Interlayer exchange coupling between FeCo and Co ultrathin films through Rh(001) spacers

Abstract

Using spin density functional theory (SDFT) calculations, we have studied the magnetic states, including collinear and noncollinear magnetic interlayer coupling, of ${\mathrm{Fe}}_{1\ensuremath{-}x}{\mathrm{Co}}_{x}$ ultrathin films sandwiching Rh(001) layers. We found very large values for the interlayer exchange coupling (IEC) in $\mathrm{Co}/{\mathrm{Rh}}_{n}/\mathrm{Co}$ or ${(\mathrm{FeCo})}_{m}/{\mathrm{Rh}}_{n}/\mathrm{Co}$ structures as compared to, e.g., Ag or Au spacer layers.
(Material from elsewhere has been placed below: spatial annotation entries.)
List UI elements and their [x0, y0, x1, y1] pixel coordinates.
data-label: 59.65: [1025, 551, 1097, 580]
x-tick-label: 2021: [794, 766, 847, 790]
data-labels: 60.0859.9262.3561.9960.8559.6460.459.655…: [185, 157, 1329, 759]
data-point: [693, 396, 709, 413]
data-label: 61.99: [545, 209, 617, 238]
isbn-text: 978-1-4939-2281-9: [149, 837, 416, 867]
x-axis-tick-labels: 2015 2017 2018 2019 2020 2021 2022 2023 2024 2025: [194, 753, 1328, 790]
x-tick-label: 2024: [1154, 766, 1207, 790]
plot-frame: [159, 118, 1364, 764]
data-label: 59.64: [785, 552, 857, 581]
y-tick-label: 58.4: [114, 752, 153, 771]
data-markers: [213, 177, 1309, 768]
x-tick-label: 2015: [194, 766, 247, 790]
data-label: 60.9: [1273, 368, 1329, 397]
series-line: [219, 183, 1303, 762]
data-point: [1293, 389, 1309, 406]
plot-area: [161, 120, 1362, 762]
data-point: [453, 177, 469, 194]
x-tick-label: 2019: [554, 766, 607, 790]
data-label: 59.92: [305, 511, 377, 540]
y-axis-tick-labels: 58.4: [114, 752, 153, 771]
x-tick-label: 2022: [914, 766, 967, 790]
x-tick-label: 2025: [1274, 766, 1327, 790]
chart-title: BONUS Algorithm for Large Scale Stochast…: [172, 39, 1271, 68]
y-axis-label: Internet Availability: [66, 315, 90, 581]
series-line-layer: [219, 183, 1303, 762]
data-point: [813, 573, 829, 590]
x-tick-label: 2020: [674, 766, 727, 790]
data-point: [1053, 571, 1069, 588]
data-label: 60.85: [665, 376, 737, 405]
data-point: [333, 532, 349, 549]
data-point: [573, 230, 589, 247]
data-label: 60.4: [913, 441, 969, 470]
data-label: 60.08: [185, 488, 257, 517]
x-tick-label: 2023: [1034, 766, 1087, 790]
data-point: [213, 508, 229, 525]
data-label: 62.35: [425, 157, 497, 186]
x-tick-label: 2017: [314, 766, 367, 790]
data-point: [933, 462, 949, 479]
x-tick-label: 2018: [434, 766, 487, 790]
The IEC oscillates with the Rh spacer thickness showing a transition between strong antiferromagnetic and ferromagnetic coupling between five- and seven-layer thickness of the Rh film. Moreover, depending on the thickness of the FeCo film, a reorientation transition between in-plane and out-of-plane easy axis was found when spin-orbit coupling is considered in the calculations. This result suggests that, for specific arrangements such as ${(\mathrm{FeCo})}_{2}/{\mathrm{Rh}}_{5}/\mathrm{Co}$ structures, a competition between IEC and magnetic anisotropy of coupled films may result in noncollinear ordering. This possibility was studied with constrained, noncollinear SDFT calculations and the results were mapped onto a classical spin model to explore the richness of spin structures that can arise in these multilayer systems.